In November 2014, Song contacted Midwest Photographic Resource Center, Inc. (“Midwest”) for assistance in manufacturing and marketing the Memory Book. Midwest signed an NDA that forbade it from using confidential information related to the Memory Book in the development or production of similar items. Midwest connected Puroon with its manufacturer, Sae Kim, who manufactured a prototype of the Memory Book in March 2015. Puroon was not satisfied with the prototype and later learned that Midwest was marketing a product similar to the Memory Book. Puroon filed suit asserting claims for breach of contract, various common law torts, and trade secret misappropriation in violation of the Illinois Trade Secrets Act (“ITSA”) and the Defend Trade Secrets Act (“DTSA”).

In denying Midwest’s motion for summary judgment on Puroon’s ITSA and DTSA claims, the court rejected Midwest’s arguments that the Memory Book did not qualify as a trade secret. The court held that although the general concept of embedded magnets in picture frames was common knowledge, the Memory Book’s manufacturing specifications were not generally known in the industry and Puroon did not provide the specifications to Midwest until it agreed to sign an NDA. Thus, whether the Memory Book’s manufacturing specifications constituted a trade secret was a matter best left to a jury.

The court also rejected Midwest’s argument that Puroon had abandoned any trade secret protections when it showed the Memory Book at multiple trade shows and sent prototypes of the Memory Book to retailers without requiring them to sign an NDA. The court stated that the trade show attendees could not have identified the Memory Book’s manufacturing specifications merely by looking at it or handling the prototype. The retailers were likewise not provided with manufacturing specifications. The court opined that “reasonable steps for a two or three person shop may be different from reasonable steps for a larger company” and concluded that “[g]iven the fact that Puroon is a small, one-person company, a reasonable jury could find that Song’s efforts . . . were adequate to protect the Memory Book’s secrets.”

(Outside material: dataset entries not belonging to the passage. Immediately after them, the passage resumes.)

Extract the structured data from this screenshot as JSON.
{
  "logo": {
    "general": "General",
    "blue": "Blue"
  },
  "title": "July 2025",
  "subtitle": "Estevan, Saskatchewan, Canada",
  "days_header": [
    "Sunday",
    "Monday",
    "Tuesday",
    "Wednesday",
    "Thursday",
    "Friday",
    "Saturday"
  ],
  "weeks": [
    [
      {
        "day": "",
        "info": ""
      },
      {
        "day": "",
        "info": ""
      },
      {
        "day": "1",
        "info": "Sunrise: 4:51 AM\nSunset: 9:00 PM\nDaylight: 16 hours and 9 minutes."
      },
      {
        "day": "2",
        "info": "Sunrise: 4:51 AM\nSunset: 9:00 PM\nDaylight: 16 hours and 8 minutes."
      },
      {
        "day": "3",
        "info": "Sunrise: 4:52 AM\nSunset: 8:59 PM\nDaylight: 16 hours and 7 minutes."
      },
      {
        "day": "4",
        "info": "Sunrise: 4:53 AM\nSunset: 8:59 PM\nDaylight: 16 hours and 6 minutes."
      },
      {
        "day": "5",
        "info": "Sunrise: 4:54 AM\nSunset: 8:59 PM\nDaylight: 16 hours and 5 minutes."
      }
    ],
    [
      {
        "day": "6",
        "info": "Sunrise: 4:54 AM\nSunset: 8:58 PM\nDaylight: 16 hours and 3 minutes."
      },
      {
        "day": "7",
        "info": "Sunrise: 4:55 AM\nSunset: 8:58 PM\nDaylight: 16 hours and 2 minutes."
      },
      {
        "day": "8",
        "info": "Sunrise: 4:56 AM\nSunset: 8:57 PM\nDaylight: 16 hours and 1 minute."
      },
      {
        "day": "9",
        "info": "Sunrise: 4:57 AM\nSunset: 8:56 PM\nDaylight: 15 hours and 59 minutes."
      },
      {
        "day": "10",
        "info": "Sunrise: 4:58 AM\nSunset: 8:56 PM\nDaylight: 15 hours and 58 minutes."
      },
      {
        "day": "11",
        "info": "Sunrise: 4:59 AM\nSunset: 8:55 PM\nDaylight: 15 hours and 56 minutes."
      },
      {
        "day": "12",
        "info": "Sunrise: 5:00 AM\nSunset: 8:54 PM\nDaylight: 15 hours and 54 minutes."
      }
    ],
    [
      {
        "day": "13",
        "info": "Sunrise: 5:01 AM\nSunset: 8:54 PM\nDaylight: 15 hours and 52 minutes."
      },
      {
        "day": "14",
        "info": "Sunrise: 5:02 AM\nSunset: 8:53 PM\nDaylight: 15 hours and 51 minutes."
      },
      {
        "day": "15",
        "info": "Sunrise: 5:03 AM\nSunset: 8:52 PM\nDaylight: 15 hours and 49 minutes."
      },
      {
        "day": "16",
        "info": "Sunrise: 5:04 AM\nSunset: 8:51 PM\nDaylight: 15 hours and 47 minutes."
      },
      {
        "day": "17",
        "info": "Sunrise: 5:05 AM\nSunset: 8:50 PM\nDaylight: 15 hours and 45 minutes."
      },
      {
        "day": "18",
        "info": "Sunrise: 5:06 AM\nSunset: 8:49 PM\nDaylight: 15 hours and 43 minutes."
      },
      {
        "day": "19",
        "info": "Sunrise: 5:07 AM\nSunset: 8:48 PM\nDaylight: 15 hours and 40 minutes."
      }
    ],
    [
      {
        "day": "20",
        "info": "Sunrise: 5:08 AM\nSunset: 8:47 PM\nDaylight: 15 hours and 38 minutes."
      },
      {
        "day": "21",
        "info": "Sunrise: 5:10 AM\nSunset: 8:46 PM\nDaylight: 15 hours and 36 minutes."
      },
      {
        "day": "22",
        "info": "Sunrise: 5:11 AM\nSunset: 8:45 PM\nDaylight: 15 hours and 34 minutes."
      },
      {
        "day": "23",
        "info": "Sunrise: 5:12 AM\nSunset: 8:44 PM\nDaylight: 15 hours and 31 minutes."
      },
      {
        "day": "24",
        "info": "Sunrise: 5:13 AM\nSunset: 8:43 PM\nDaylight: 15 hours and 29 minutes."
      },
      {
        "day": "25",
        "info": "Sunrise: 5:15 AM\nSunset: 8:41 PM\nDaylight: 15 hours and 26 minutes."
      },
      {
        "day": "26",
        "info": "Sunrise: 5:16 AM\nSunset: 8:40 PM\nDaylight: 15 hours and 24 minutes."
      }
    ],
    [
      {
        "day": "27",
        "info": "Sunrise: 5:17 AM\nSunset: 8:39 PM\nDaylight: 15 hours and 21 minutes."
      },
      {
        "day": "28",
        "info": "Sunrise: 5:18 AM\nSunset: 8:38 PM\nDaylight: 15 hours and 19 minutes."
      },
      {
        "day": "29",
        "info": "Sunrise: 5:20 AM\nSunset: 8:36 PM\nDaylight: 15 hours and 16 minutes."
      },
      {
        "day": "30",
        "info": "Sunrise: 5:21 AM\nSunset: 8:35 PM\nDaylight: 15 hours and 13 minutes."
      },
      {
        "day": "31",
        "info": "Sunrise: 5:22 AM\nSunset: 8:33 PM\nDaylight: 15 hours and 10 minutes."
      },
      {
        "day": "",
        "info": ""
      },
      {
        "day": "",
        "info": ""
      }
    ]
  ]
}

The court’s ruling is a reminder that companies should exercise caution when sharing specifications of new products with potential business partners and manufacturers. And although the court concluded here that displaying a prototype at trade shows and/or sharing a prototype without first obtaining an NDA did not abandon trade secret protections, the outcome may have been different if the plaintiff were a larger corporation with greater resources and sophistication. Larger companies would be wise to restrict any access to its prototypes without first entering into an NDA. The court’s opinion reveals that judges are likely to be less sympathetic to larger companies as opposed to mom-and-pop companies, and may conclude that they abandon trade secret protections when they fail to obtain NDAs before disclosing prototypes.